La vittoria di Lisa Vitozzi è stata uno dei momenti più intensi e simbolici dei Giochi; ad Anterselva, nella gara dell’inseguimento, questa atleta ha disputato una prova di altissimo livello tecnico e mentale: perfetta al poligono, lucida sugli sci, ha costruito la sua vittoria con intelligenza tattica, gestendo il ritmo nei primi giri e accelerando nel momento decisivo e guadagnando il primo oro olimpico nella storia del biathlon femminile italiano. Senza dimenticare la medaglia d’argento vinta insieme a Dorothea Wierer nella staffetta mista.

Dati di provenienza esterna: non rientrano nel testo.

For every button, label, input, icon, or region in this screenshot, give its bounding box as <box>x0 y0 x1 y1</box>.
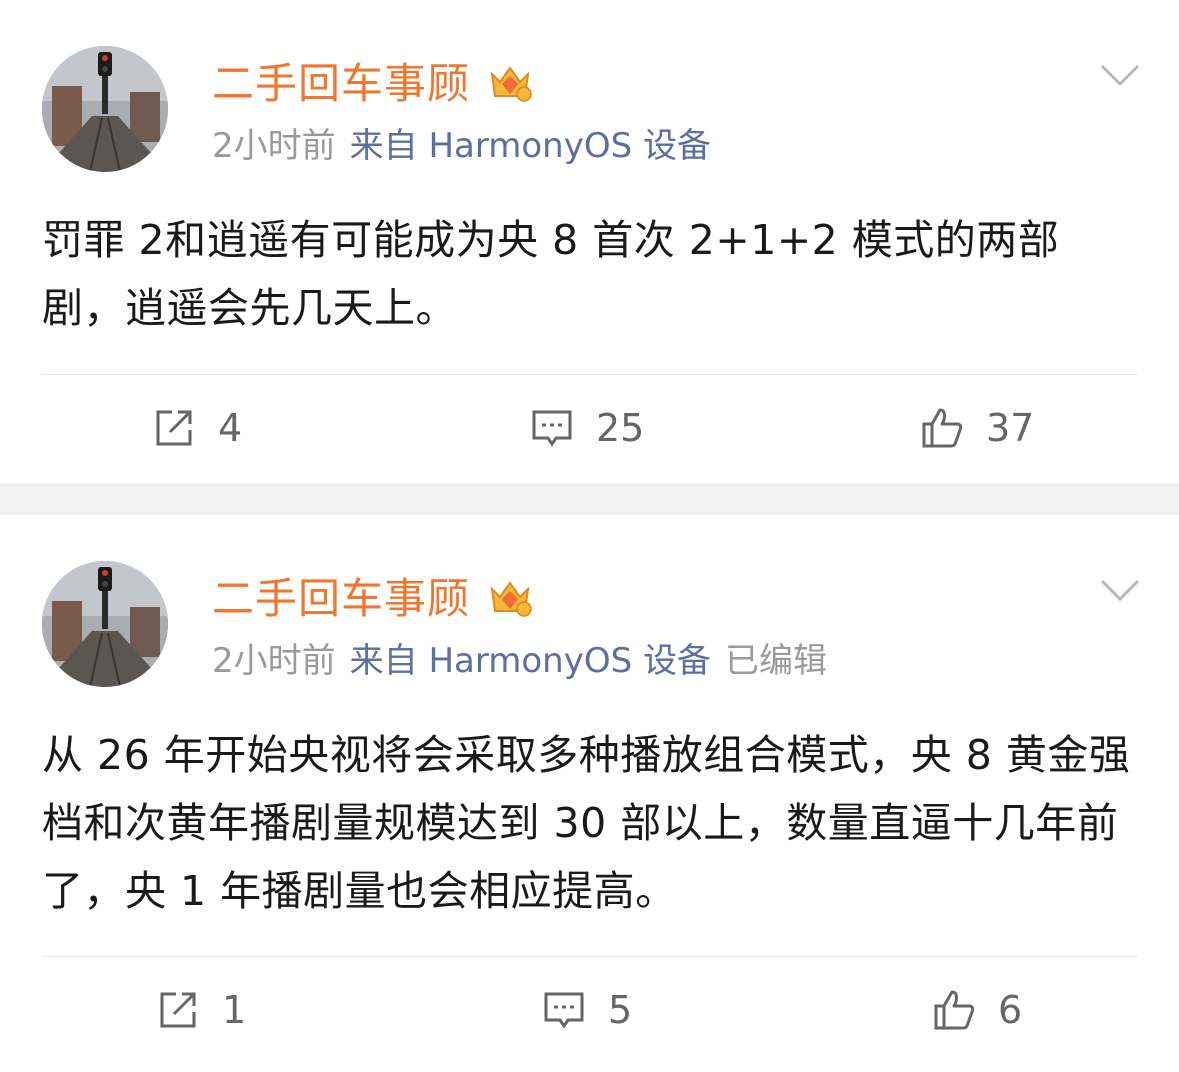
comment-button[interactable]: 25 <box>530 398 644 458</box>
like-count: 37 <box>986 406 1035 450</box>
repost-button[interactable]: 4 <box>152 398 242 458</box>
like-button[interactable]: 37 <box>920 398 1034 458</box>
post-card: 二手回车事顾 2小时前 来自 HarmonyOS 设备 罚罪 2和逍遥有可能成为央… <box>0 0 1179 483</box>
like-icon <box>934 990 975 1030</box>
edited-label[interactable]: 已编辑 <box>725 641 827 681</box>
repost-button[interactable]: 1 <box>156 980 246 1040</box>
post-time: 2小时前 <box>212 126 336 166</box>
post-time: 2小时前 <box>212 641 336 681</box>
post-content: 罚罪 2和逍遥有可能成为央 8 首次 2+1+2 模式的两部剧，逍遥会先几天上。 <box>42 216 1060 332</box>
like-icon <box>922 408 963 448</box>
comment-button[interactable]: 5 <box>542 980 632 1040</box>
divider <box>42 374 1137 375</box>
weibo-feed: 二手回车事顾 2小时前 来自 HarmonyOS 设备 罚罪 2和逍遥有可能成为央… <box>0 0 1179 1072</box>
comment-icon <box>544 992 584 1029</box>
post-meta: 2小时前 来自 HarmonyOS 设备 已编辑 <box>212 639 841 683</box>
post-card: 二手回车事顾 2小时前 来自 HarmonyOS 设备 已编辑 从 26 年开始央视… <box>0 515 1179 1072</box>
post-content: 从 26 年开始央视将会采取多种播放组合模式，央 8 黄金强档和次黄年播剧量规模… <box>42 731 1131 915</box>
comment-count: 5 <box>608 988 633 1032</box>
comment-icon <box>532 410 572 447</box>
username[interactable]: 二手回车事顾 <box>212 58 470 110</box>
avatar[interactable] <box>42 561 168 687</box>
like-count: 6 <box>998 988 1023 1032</box>
avatar[interactable] <box>42 46 168 172</box>
divider <box>42 956 1137 957</box>
chevron-down-icon[interactable] <box>1098 575 1142 605</box>
chevron-down-icon[interactable] <box>1098 60 1142 90</box>
crown-badge-icon[interactable] <box>488 575 532 619</box>
comment-count: 25 <box>596 406 645 450</box>
repost-count: 1 <box>222 988 247 1032</box>
repost-icon <box>160 992 196 1028</box>
post-source[interactable]: 来自 HarmonyOS 设备 <box>350 126 711 166</box>
post-meta: 2小时前 来自 HarmonyOS 设备 <box>212 124 725 168</box>
repost-count: 4 <box>218 406 243 450</box>
like-button[interactable]: 6 <box>932 980 1022 1040</box>
repost-icon <box>156 410 192 446</box>
crown-badge-icon[interactable] <box>488 60 532 104</box>
username[interactable]: 二手回车事顾 <box>212 573 470 625</box>
post-source[interactable]: 来自 HarmonyOS 设备 <box>350 641 711 681</box>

Sul ghiaccio di Milano il pattinaggio short track è stato il romanzo più ricco di capitoli, con una grande protagonista, Arianna Fontana, che aggiunge un’altra pagina alla sua leggenda vincendo l’oro nella staffetta mista combinata con Elisa Confortola e Chiara Betti, l’argento nei 500 metri individuale e un secondo argento nella staffetta 3000 in squadra con Elisa Confortola, Chiara Betti e Arianna Sighel. Arianna Fontana è la campionessa che guida la classifica degli atleti italiani più medagliati nella storia dei Giochi, sia invernali che estivi.

Bronzo olimpico a squadre per Lara Naki Gutmann, pattinatrice artistica su ghiaccio e stesso riconoscimento per Charlène Guignard nel team event di pattinaggio di figura grazie a una straordinaria esibizione sulle note della canzone di Giorgia “La cura per me” insieme a Marco Fabbri, partner di danza sul ghiaccio e compagno di vita. Insieme formano una delle coppie più esperte e titolate sia nel segmento di danza ritmica che in quello libero, capaci di incantare e emozionare il pubblico amante di questo affascinante sport.

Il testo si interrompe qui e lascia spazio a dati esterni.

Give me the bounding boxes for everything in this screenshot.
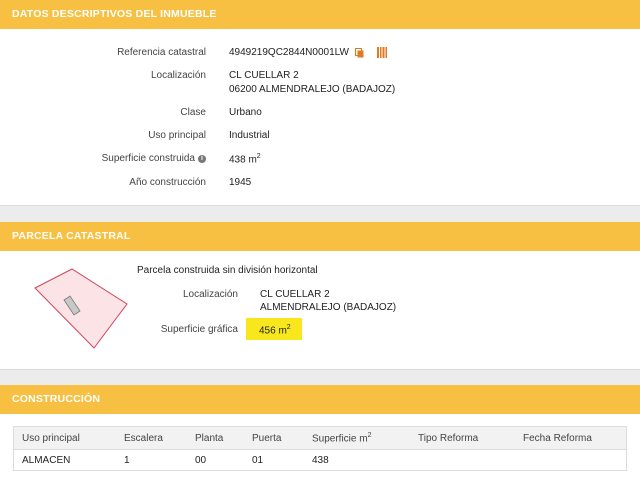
cell-superficie: 438 xyxy=(312,454,329,466)
parcela-loc-line2: ALMENDRALEJO (BADAJOZ) xyxy=(260,302,397,313)
parcela-loc-line1: CL CUELLAR 2 xyxy=(260,289,330,300)
localizacion-line2: 06200 ALMENDRALEJO (BADAJOZ) xyxy=(229,84,396,95)
anio-value: 1945 xyxy=(229,177,252,188)
col-tipo-reforma: Tipo Reforma xyxy=(410,426,515,450)
col-fecha-reforma: Fecha Reforma xyxy=(515,426,627,450)
clase-label: Clase xyxy=(180,107,206,118)
anio-row: Año construcción 1945 xyxy=(0,177,640,191)
cell-uso: ALMACEN xyxy=(22,454,71,466)
col-planta: Planta xyxy=(187,426,244,450)
cell-planta: 00 xyxy=(195,454,207,466)
copy-icon[interactable] xyxy=(355,48,364,58)
col-escalera: Escalera xyxy=(116,426,187,450)
localizacion-row: Localización CL CUELLAR 2 xyxy=(0,70,640,84)
table-row: ALMACEN 1 00 01 438 xyxy=(14,450,627,471)
construccion-table: Uso principal Escalera Planta Puerta Sup… xyxy=(13,426,627,471)
cell-puerta: 01 xyxy=(252,454,264,466)
parcela-sup-wrap: 456 m2 xyxy=(259,324,291,336)
col-uso: Uso principal xyxy=(13,426,116,450)
uso-label: Uso principal xyxy=(148,130,206,141)
superficie-value: 438 m xyxy=(229,154,257,166)
uso-row: Uso principal Industrial xyxy=(0,130,640,144)
parcel-map[interactable] xyxy=(30,266,130,351)
parcela-sup-exp: 2 xyxy=(286,324,291,331)
cell-escalera: 1 xyxy=(124,454,130,466)
superficie-row: Superficie construida i 438 m2 xyxy=(0,153,640,167)
localizacion-label: Localización xyxy=(150,70,206,81)
parcela-loc-label: Localización xyxy=(182,289,238,300)
datos-descriptivos-panel: DATOS DESCRIPTIVOS DEL INMUEBLE xyxy=(0,0,640,206)
localizacion-line1: CL CUELLAR 2 xyxy=(229,70,299,81)
parcela-subtitle: Parcela construida sin división horizont… xyxy=(137,265,318,276)
col-superficie-wrap: Superficie m2 xyxy=(304,426,410,450)
localizacion-row-2: 06200 ALMENDRALEJO (BADAJOZ) xyxy=(0,84,640,98)
superficie-unit-exp: 2 xyxy=(256,153,261,160)
datos-descriptivos-header: DATOS DESCRIPTIVOS DEL INMUEBLE xyxy=(0,0,640,29)
parcel-shape xyxy=(34,268,128,349)
referencia-label: Referencia catastral xyxy=(117,47,206,58)
parcela-header: PARCELA CATASTRAL xyxy=(0,222,640,251)
table-header-row: Uso principal Escalera Planta Puerta Sup… xyxy=(13,426,627,450)
referencia-value: 4949219QC2844N0001LW xyxy=(229,47,349,58)
referencia-row: Referencia catastral 4949219QC2844N0001L… xyxy=(0,47,640,61)
col-puerta: Puerta xyxy=(244,426,304,450)
clase-row: Clase Urbano xyxy=(0,107,640,121)
info-icon[interactable]: i xyxy=(198,155,206,163)
superficie-label-wrap: Superficie construida i xyxy=(102,153,206,164)
cell-tipo-reforma xyxy=(410,450,515,471)
col-superficie: Superficie m xyxy=(312,433,368,445)
anio-label: Año construcción xyxy=(129,177,206,188)
parcela-sup-value: 456 m xyxy=(259,325,287,337)
uso-value: Industrial xyxy=(229,130,270,141)
parcela-sup-label: Superficie gráfica xyxy=(160,324,238,335)
construccion-header: CONSTRUCCIÓN xyxy=(0,385,640,414)
barcode-icon[interactable] xyxy=(377,47,387,58)
superficie-value-wrap: 438 m2 xyxy=(229,153,261,165)
clase-value: Urbano xyxy=(229,107,262,118)
superficie-label: Superficie construida xyxy=(101,153,195,164)
cell-fecha-reforma xyxy=(515,450,627,471)
col-superficie-exp: 2 xyxy=(367,431,372,439)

Al bronzo del team event ha contribuito anche un’altra pattinatrice artistica su ghiaccio, Sara Conti, alla sua prima partecipazione olimpica, che si è esibita a fianco di Niccolò Macii.

Le atlete italiane medagliate alle Olimpiadi invernali Milano Cortina 2026 non hanno portato soltanto risultati sportivi, ma valori forti, riconoscibili e contemporanei, che hanno contribuito a definire la stessa identità di questi giochi appena conclusi, quali resilienza, capacità di rinascita, leadership femminile, spirito di squadra, capacità e innovazione. A loro va il nostro ringraziamento, giovani donne che sono di ispirazione per tutti noi.

Con la cerimonia di chiusura si è spenta la fiamma olimpica. Rimane però l’immagine di un Paese che ha dimostrato di essere capace di organizzare un grande evento internazionale con competenza e visione e soprattutto il ricordo delle imprese delle atlete italiane che hanno scritto, sulla neve e sul ghiaccio, una delle pagine più luminose dello sport azzurro.

Dal 6 al 15 marzo 2026 ci attendono le Paralimpiadi invernali Milano Cortina 2026 e potremo ricominciare a tifare i quaranta convocati italiani, di cui cinque atlete. Forza Azzurri!